Major risk factors for getting it:
1. Young age
2. Family hx
3. Day care
4. Smoking environment
5. Not breast-feeding (if mom is bottle feeding - be sure to tell her not to prop a bottle up in the crib while the baby is going to sleep and to also use a fully ventilated bottle)

3 Signs Necessary to Diagnose OM:
1. Signs of middle ear effusion
     Usually seen via an immobile tympanic membrane (TM) - use a pneumatic insufflator to check
     *Note - the movement of the TM is very subtle, I couldn't really tell on my first patient.

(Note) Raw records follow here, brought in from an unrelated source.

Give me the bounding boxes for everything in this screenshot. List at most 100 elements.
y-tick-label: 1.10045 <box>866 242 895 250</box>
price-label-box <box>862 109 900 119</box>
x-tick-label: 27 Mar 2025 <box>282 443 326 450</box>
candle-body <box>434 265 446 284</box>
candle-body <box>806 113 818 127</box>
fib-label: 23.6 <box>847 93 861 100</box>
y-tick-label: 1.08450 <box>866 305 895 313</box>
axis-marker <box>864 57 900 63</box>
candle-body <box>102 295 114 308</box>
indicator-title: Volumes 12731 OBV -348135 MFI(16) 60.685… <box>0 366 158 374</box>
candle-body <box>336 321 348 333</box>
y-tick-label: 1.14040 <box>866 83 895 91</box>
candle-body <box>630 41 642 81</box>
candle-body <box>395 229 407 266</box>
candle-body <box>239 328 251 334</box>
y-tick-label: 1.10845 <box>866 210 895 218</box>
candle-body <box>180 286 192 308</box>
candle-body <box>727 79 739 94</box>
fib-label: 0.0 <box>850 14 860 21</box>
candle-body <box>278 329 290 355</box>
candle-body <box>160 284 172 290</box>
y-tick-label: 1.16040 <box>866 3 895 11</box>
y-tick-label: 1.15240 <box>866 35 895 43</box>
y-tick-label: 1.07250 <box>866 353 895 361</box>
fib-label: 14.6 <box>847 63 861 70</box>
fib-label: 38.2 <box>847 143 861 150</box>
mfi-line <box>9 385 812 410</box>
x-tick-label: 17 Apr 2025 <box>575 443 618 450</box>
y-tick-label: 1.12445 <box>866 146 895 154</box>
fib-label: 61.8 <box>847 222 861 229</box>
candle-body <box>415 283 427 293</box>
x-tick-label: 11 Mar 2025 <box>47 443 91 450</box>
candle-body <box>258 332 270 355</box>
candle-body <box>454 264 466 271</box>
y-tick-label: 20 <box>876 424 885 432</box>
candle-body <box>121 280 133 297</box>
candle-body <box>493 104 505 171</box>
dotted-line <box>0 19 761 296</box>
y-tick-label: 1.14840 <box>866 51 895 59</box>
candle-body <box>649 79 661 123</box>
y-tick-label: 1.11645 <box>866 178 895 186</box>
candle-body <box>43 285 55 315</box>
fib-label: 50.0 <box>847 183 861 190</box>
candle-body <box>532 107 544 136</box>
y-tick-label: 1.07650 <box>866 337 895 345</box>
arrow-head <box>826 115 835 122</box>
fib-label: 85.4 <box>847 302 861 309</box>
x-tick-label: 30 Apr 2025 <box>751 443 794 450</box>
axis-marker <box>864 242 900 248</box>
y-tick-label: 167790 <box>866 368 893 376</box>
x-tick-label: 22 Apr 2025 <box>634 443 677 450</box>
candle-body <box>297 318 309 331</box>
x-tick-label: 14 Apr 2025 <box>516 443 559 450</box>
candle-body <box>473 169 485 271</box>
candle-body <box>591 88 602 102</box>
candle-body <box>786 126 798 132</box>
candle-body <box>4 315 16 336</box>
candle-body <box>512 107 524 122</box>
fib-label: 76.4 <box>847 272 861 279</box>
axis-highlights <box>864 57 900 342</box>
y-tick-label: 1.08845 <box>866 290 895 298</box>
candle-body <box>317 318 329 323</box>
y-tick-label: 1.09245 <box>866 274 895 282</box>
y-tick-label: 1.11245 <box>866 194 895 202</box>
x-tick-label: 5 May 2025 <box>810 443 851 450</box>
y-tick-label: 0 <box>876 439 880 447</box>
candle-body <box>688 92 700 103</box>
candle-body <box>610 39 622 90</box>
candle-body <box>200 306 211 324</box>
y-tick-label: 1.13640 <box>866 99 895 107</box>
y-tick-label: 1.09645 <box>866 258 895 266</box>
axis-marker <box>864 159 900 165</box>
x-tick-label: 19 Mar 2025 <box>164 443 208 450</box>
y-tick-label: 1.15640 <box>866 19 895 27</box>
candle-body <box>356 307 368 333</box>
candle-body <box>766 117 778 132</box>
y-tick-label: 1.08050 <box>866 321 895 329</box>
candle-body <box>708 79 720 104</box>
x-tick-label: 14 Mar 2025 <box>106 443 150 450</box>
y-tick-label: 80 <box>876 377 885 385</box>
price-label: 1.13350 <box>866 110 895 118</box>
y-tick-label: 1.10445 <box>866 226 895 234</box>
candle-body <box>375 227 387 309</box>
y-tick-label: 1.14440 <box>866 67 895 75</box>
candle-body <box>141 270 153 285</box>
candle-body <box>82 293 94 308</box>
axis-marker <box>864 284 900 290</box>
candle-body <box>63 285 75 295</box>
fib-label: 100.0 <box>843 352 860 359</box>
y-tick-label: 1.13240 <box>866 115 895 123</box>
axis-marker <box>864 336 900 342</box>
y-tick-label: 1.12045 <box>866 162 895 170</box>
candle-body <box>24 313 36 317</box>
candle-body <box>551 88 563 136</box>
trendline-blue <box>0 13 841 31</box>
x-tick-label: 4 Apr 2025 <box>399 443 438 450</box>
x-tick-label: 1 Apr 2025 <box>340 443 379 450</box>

2. Signs of middle ear inflammation
     Seen as a bulging TM and it is usually discolored
     *Note - it is not always RED, it can be gray or yellow too! I have found that most kids have very waxy ears and it is difficult to see the TM every time -  in addition- Often when kids are screaming, their ear canals will turn bright red anyway-  so don't be fooled!


3. Acute onset of sx related to the ears
     Ear pain (pulling at ears, irritability)

Treatment:
1. Most cases resolve on their own! Only about 10% of cases need antimicrobial.
2. Talk to parents about pain control (tylenol/advil)
3. Options:
     a. Watchful waiting: observe child for 24-48 hrs w/o Rx or provide a safety net Rx for the antimicrobial only to be filled if patient is not better in 24-48hrs
     b. High dose amoxicillin is for when watchful waiting is not appropriate or sx have not improved

*Watchful waiting is appropriate if the kid is > 6m old, they are not having severe illness, fever < 39C, reliable parents (will they follow up if things get worse?)


Hope this helps! I will try to write about things that I see frequently throughout my rotation. I have plenty of stories to share from my first week. Let's just say it has been eventful! Kids are so much fun!